Сумрак в том дальнем углу гостиной зовется Истленьевым. Лампа достает до него и нащупывает пустоту. Достает до меня и... сразу отдергивает лучи. Я смеюсь тихо, неслышно, никого не пугая. Я боюсь пугать...
ЛЕВИЦКИЙ
Я сразу же окликнул его, но это оказался не я.
МАРИЯ
Да?
ЛЕВИЦКИЙ
Да, несмотря на несходство.
КУКЛИН
Такое бывает в дождь. И не бывает тоже в дождь. «Куда вы?» — спросил я, задыхаясь, себя. Он-я на ходу ответил: «Не помню!»... Улица со свистом пронеслась мимо.
ЕКАТ. ВАС.
Это несколько сложно для меня. Не могли бы вы пояснить вашу мысль?
КУКЛИН
К сожалению, я уже забыл. Но я готов пояснить что-то другое.
ЕКАТ. ВАС.
Благодарю вас. Теперь мне все ясно...
Что мне говорить? Я не знаю. Поэтому я молчу. Что мне говорить? Я не знаю. Поэтому я молчу. Которая из этих двух строчек удачнее? Пожалуй — вторая.

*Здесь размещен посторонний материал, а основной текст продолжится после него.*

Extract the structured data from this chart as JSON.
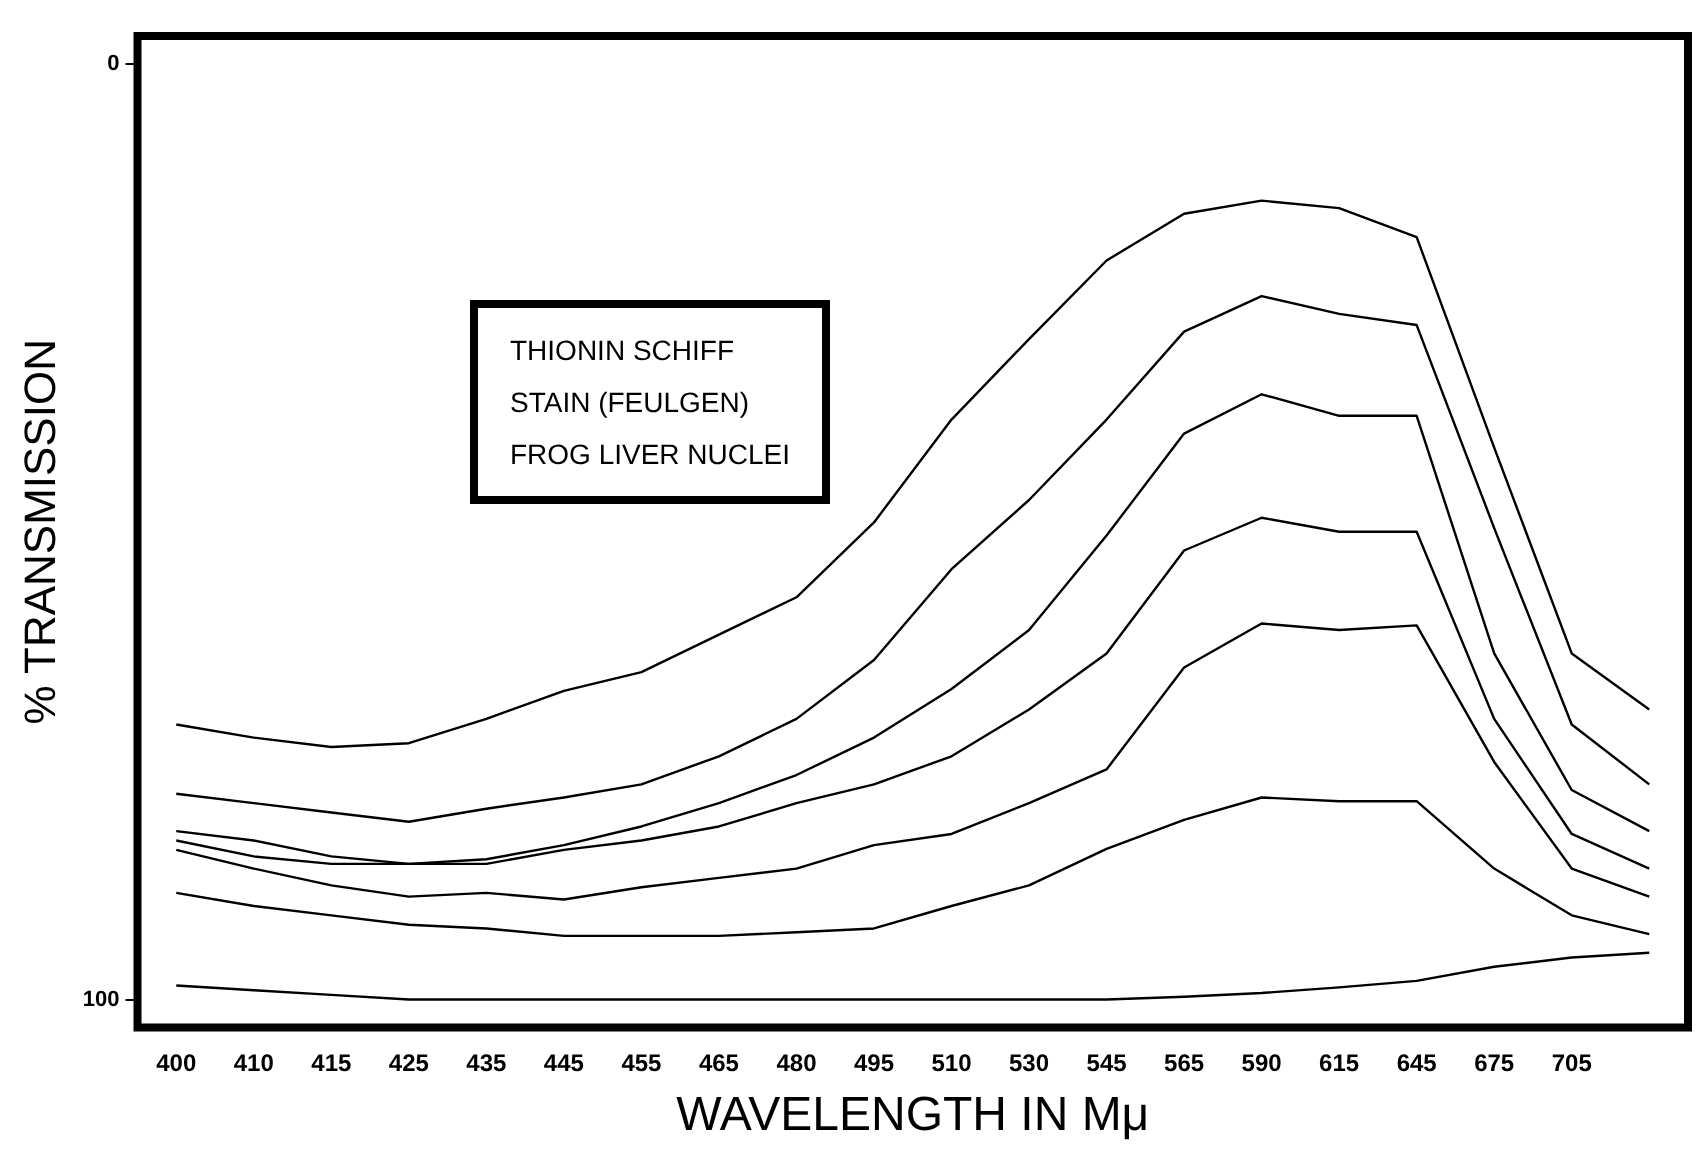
{
  "chart_data": {
    "type": "line",
    "xlabel": "WAVELENGTH IN Mμ",
    "ylabel": "% TRANSMISSION",
    "annotations": [
      "THIONIN SCHIFF",
      "STAIN (FEULGEN)",
      "FROG LIVER NUCLEI"
    ],
    "categories": [
      "400",
      "410",
      "415",
      "425",
      "435",
      "445",
      "455",
      "465",
      "480",
      "495",
      "510",
      "530",
      "545",
      "565",
      "590",
      "615",
      "645",
      "675",
      "705",
      null
    ],
    "ylim": [
      103,
      -3
    ],
    "yticks": [
      0,
      100
    ],
    "grid": false,
    "legend": false,
    "marker": "none",
    "line_style": "solid",
    "series": [
      {
        "color": "#000000",
        "values": [
          70.6,
          72,
          73,
          72.6,
          70,
          67,
          65,
          61,
          57,
          49,
          38,
          29.4,
          21,
          16,
          14.6,
          15.4,
          18.5,
          41,
          63,
          69
        ]
      },
      {
        "color": "#000000",
        "values": [
          78,
          79,
          80,
          81,
          79.6,
          78.4,
          77,
          74,
          70,
          63.7,
          54,
          46.6,
          38,
          28.6,
          24.8,
          26.7,
          27.9,
          49.6,
          70.6,
          77
        ]
      },
      {
        "color": "#000000",
        "values": [
          82,
          83,
          84.7,
          85.5,
          85,
          83.5,
          81.5,
          79,
          76,
          72,
          66.8,
          60.5,
          50.4,
          39.5,
          35.3,
          37.6,
          37.6,
          63,
          77.6,
          82
        ]
      },
      {
        "color": "#000000",
        "values": [
          83,
          84.7,
          85.5,
          85.5,
          85.5,
          84,
          83,
          81.5,
          79,
          77,
          74,
          69,
          63,
          52,
          48.5,
          50,
          50,
          70,
          82.3,
          86
        ]
      },
      {
        "color": "#000000",
        "values": [
          84,
          86,
          87.8,
          89,
          88.6,
          89.3,
          88,
          87,
          86,
          83.5,
          82.3,
          79,
          75.4,
          64.5,
          59.8,
          60.5,
          60,
          74.6,
          86,
          89
        ]
      },
      {
        "color": "#000000",
        "values": [
          88.6,
          90,
          91,
          92,
          92.4,
          93.2,
          93.2,
          93.2,
          92.8,
          92.4,
          90,
          87.8,
          83.9,
          80.8,
          78.4,
          78.8,
          78.8,
          86,
          91,
          93
        ]
      },
      {
        "color": "#000000",
        "values": [
          98.5,
          99,
          99.5,
          100,
          100,
          100,
          100,
          100,
          100,
          100,
          100,
          100,
          100,
          99.7,
          99.3,
          98.7,
          98,
          96.5,
          95.5,
          95
        ]
      }
    ]
  }
}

Соня сама пришла ко мне. Нашла мой этаж. Я пригласил ее сесть, сказал: «Соня, я очень рад», придвинул к ней стул. Сам сел на край койки.
Она так растеряна и смущена, что ничего не видит.
Я хотел сделать или сказать что-то очень холодное. Например, коснуться.
8
29 августа.
Ночь, молчание. Призрачный чугун мостов. Странное я получила письмо. Почерк — ничей.
Сегодня были Эвелина, Истленьев, Левицкий и другие. Ее плечи струятся от золота, взгляд — безумный, прекрасное лицо устало от ресниц. Воздух касается ее и, шатаясь, идет, уходит грезить к стене. Истленьев не сводит с нее своего молчания, бледный и прозрачный, как воздух. Время ластится к ее сверкающим волосам и струится. Молчание смотрит на себя в зеркала пристально до головокружения.
ЛЕВИЦКИЙ
Странно ведет себя полночь! Часы пробили, а ее нет.